Like Education Secretary Miguel Cardona, who said students—including those with disabilities and veterans—were “cheated” due to “past administrative failures,” Kvaal did not elaborate on who “let down” student loan borrowers, or exactly what was going to be done to punish those who exploited US laws that make it impossible for those facing a lifetime of debt to get out from under it.
A study from the University of Pennsylvania Wharton School that has been widely reported says that Biden’s SAVE plan will cost more than the administration’s original proposal, coming in at $475 billion over a 10-year period. This projection says the payment reductions on the existing $1.6 trillion in outstanding US student loan debt will cost the government $200 billion, and the additional $275 billion will come from payment reductions on the $1 trillion in new loans expected over the coming decade.
The average student loan debt among all borrowers is $32,731, and the largest group, 32 percent of the 45 million borrowers, owes between $10,000 and $30,000. Seventeen percent owe $50,000 to $100,000, and 10 percent, or 4.5 million people, owe more than $100,000.
Currently, nearly all 45 million student loan borrowers have paused repayment since March 2020 because interest and payment requirements were frozen under emergency pandemic measures implemented by the Trump administration and kept in place by the Biden administration. As part of the deal worked out by the Biden White House with the Republicans in Congress to raise the debt ceiling, further extension of the repayment pause is blocked and borrowers will be forced to resume payments on October 1.
Right-wing political forces and representatives of powerful financial interests are mounting a campaign to block the SAVE plan, just as they did with Biden’s original program. Most are preoccupied with the legality of Biden’s assertion of authority over loan forgiveness.
Typical is an opinion column by Jay Everson of Deseret News, who says Biden’s Plan B “won’t work” because it “still ignores the rules laid out by the nation’s founders.” It continues: “Congress has to be the one making a decision as large as forgiving student loans—a move that would cost taxpayers $400 billion. Presidents aren’t dictators.”
Everson also repeats a widely quoted statement from Democrat and former Speaker of the House Nancy Pelosi, who said: “People think that the president of the United States has the power for debt forgiveness. He does not. He can postpone. He can delay. But he does not have that power.
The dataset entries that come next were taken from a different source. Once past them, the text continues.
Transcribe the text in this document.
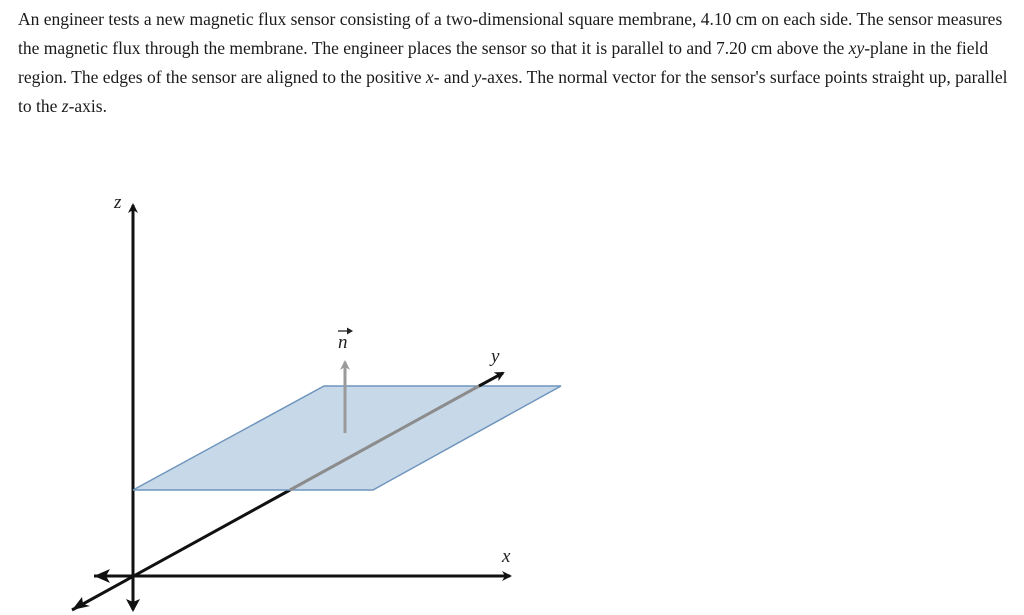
An engineer tests a new magnetic flux sensor consisting of a two-dimensional square membrane, 4.10 cm on each side. The sensor measures the magnetic flux through the membrane. The engineer places the sensor so that it is parallel to and 7.20 cm above the xy-plane in the field region. The edges of the sensor are aligned to the positive x- and y-axes. The normal vector for the sensor's surface points straight up, parallel to the z-axis.

z
y
x
n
That has to be an act of Congress.”
Virginia Foxx, Republican Representative from North Carolina, said, “Taxpayers just got sucker punched—again—by this administration.” She went on to say that the Biden plan ignores the law and will “extend the repayment pause while also ignoring the Supreme Court and still trying to do blanket loan forgiveness.” She added, “What the president is pushing is illegal, inflationary and irresponsible.”
Of course, none of these voices care to mention that successive US presidents have spent trillions of tax dollars on wars that destroyed entire countries and killed over 1 million people over the past three decades and that none of these wars was authorized by Congress.
The charade of “democratic process” is exposed by the fact that the massive military appropriations by the government are opposed by a majority of Americans, and a majority also supports student loan forgiveness.
A poll in February by the American Friends Service Committee showed that 56 percent of US adults supported cutting Pentagon spending and investing those funds in programs that benefit everyone, including pandemic recovery, healthcare and jobs. A survey conducted by The College Investor in May showed that 63 percent of Americans supported student loan forgiveness of $50,000 per borrower, and 60 percent favor total debt elimination.